My glass was scarcely clinked before my online date asked:’ Guess my age ?’

Before they met, Keren Levys date told her he was 54. He turned out to be much older and not even the fact that he claimed his biological age was 48 could save the evening

His profile painting had been on the studied side; suited and staring into the middle distance. It was one of those photos that could prove to be entirely accurate or fall into a dread category known to online daters in which the frozen ego bears little or no similarity to what strolls through the door. But there was a fluency and confidence to his writing that I had liked. At 54, he was five years my senior. It was worth a shot. We agreed to meet.

In retrospect, his email follow-up, setting out not only the time and place but also a detailed request for my drink order was on the pedantic side( a friend put it squarely into old-fart province ). But I had considered it to be getting the admin out of the way. Protracted awaiting at the bar with person you have never met can be excruciating.

On the night, in strolled a human in a polo neck. We are talking 70 s casual rather than cat burglar, but it could have been retro.

It wasn’t.

My glass was barely clinked before he asked,” Can you guess my age ?”

It wasn’t the opener I had anticipated. Neither was the glee in his question. There was a need for an answer. Satisfying him in person, I had thought he was probably nearer 60 than he had said, so I hedged it with” late 50 s “. This was the cue he’d been waiting for. Evidently delighted, he announced:” I am 70.” It had the feeling of a declaration.

I was frightened. To be an older man is not a crime. But I was processing a 16 -year shift in the “facts”, full wine glass in hand, in a crowded bar, with no obvious escape road. The John McEnroe-style (” You cannot be serious !”) answer that sprang to mind ran unsaid. And we were only at the start. We were heading towards the quieter part of the bar where, he said, we could” hear ourselves guess “.

My hearing, my listening as it proved to be. This was a case of leaving the hubbub for something like a seminar. There is probably the standard rules about not casting about for other dates when you are on one but I couldn’t help but notice a relatively youthful Trevor Eve, seated at the next table, as we left it. Waking the Dead seemed both apposite, and a further loss, in the space of moments.

My companion was settling in. Leaning back into his chair, he explained his reasoning.” I seem younger than my age and, had I told it to you in advance, you would never have agreed to meet .”

” You’re damn right I wouldn’t ,” I heard myself say. More Bette Davis than 2017 dating-speak but this type of reveal would bring out the theatrical in most.

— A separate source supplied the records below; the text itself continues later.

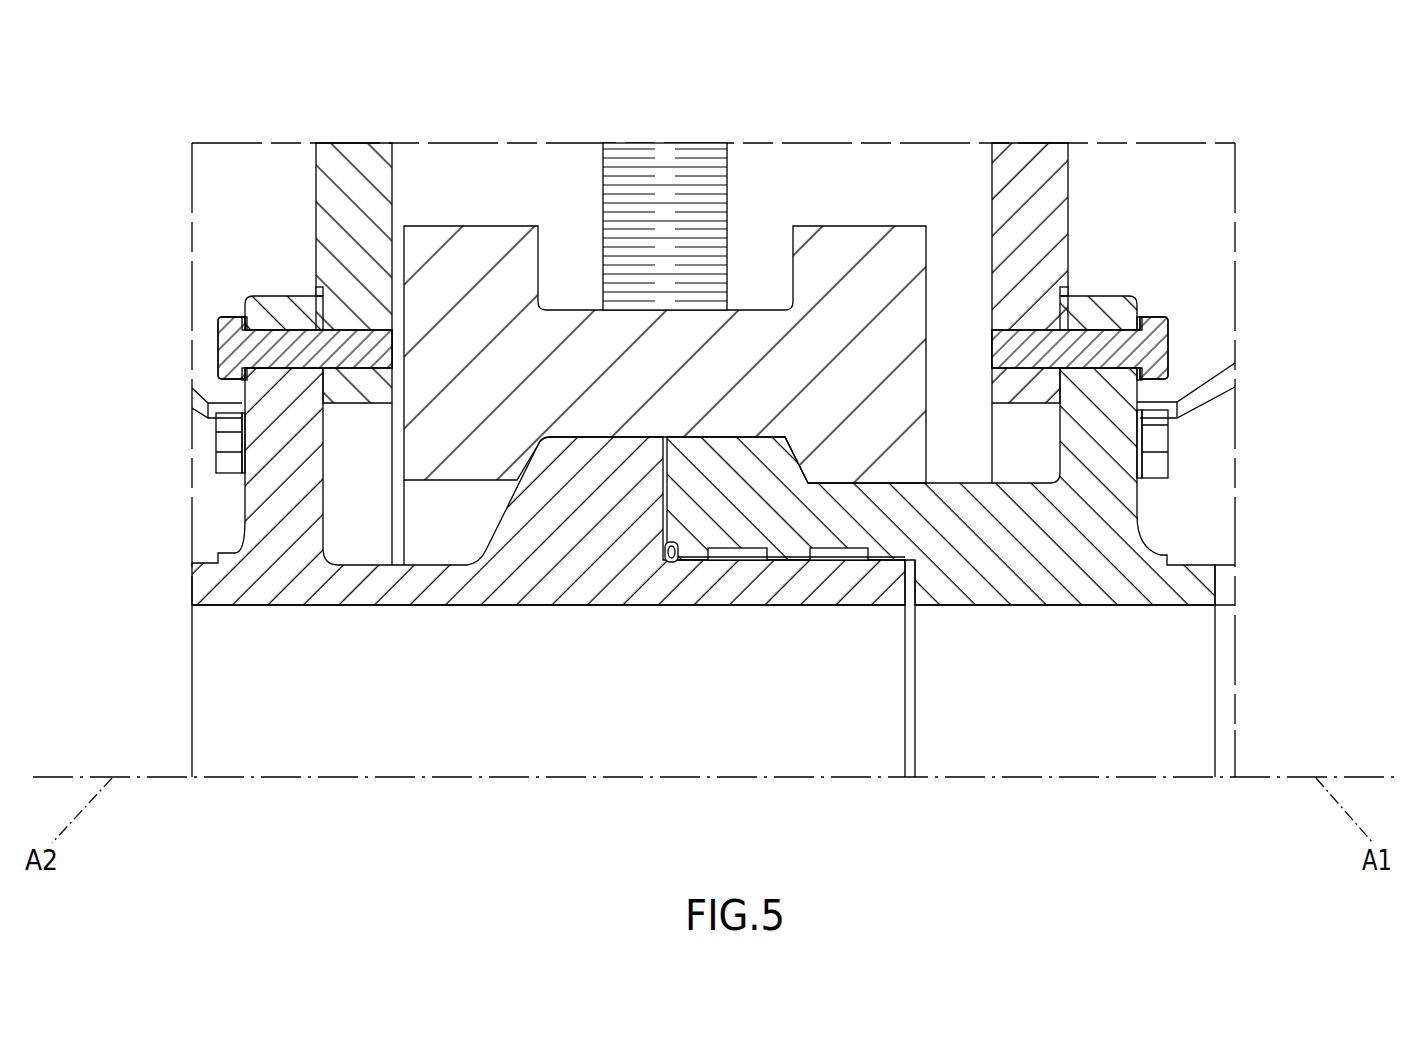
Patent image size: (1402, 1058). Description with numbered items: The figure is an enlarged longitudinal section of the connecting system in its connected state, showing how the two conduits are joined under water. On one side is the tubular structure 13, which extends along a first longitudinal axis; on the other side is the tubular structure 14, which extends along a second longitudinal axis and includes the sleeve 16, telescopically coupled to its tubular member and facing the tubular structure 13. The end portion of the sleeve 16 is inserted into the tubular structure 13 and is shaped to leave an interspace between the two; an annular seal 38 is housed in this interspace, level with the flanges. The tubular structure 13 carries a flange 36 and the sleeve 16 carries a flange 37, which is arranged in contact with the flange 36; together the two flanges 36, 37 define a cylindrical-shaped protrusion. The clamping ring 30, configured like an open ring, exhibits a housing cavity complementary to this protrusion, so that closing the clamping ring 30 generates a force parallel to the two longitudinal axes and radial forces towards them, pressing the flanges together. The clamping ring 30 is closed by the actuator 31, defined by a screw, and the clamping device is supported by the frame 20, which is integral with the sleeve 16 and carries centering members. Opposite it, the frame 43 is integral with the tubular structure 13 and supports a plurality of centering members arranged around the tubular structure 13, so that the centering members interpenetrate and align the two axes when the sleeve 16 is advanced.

The tubular structure 13 is at (1090, 716).
The tubular structure 14 is at (274, 814).
The sleeve 16 is at (542, 716).
The frame 20 is at (340, 200).
The clamping ring 30 is at (508, 248).
The actuator 31 is at (702, 158).
The flange 36 is at (787, 497).
The flange 37 is at (555, 480).
The annular seal 38 is at (672, 552).
The frame 43 is at (1052, 215).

He elaborated; he was ” extremely fussy” about who he agreed to meet. Most failed on grounds of spelling, seems or assorted qualifications he found to be lacking. Did I have any notion how lucky I was to have got through the first cull? I said I was fast getting one.

An image of my sofa, and of getting back home to the last, critical 20 minutes of House of Cards was becoming a real potential where reference is would like to know whether I would like to know his “biological” age.

I said I knew it: 70.

Apparently not. A raft of medical exams( heart, lungs- and let’s not go there) said otherwise. I feared there might be slides. “Biologically”, he was 48. Lest I required further assurance, he was, he added “Oxbridge”, and in top physical sort. Merely the week before, he had been racing his seven-year-old son across the beach. Something in the stress on “seven” hinted at the uncomfortable message that the “equipment” still ran.” My ex-wife is less than you are ,” came by way of the clincher.

At this point, I headed to the loo( easier than i thought route to receipt of 10 minutes of text messages saying ” get yourself out of there “) and constructed my exit soon afterwards, with not even a sneak peak at Trevor. It was an evening to walk away from.

Casting back to when I had toyed with the idea of joining a dating bureau, I had been warned that I would need to be willing to meet men up to 10 years my senior. In fact, I have found, from my mid-4 0s, the options have narrowed in the context of peers but extended at the extremes. It took me until the end of my 40 s to be favoured by 28 -year-olds( that is never going to work for me however many times people cite Joan Collins ), and the over-6 5s.

But it was this man’s assumption that had thrown me. Where the alteration of a few years might have been more reasonable, I wasn’t comfy with a skipped generation.

Is there ever an acceptable level of lie, about age? A friend, having bestowed with men and women dating online, said:” We expect humen to be truthful. They anticipate we may’ knock a few years off ‘.” That there is a perceived want by either to do this is a whole other outrage. But I think it is a fair representation.

I have “lost” two years from my stated age on a dating profile in the past. Friends were divided about this. One felt I seemed younger than my years and that to country my real age could conjure an image that was inaccurate and mean I was discounted from a search. Online, we are data first. Others felt no good could come of a lie.

There are arguable degrees of misrepresentation. This human had outstripped mine.

And at the last seem he is still on the site- not having aged a bit.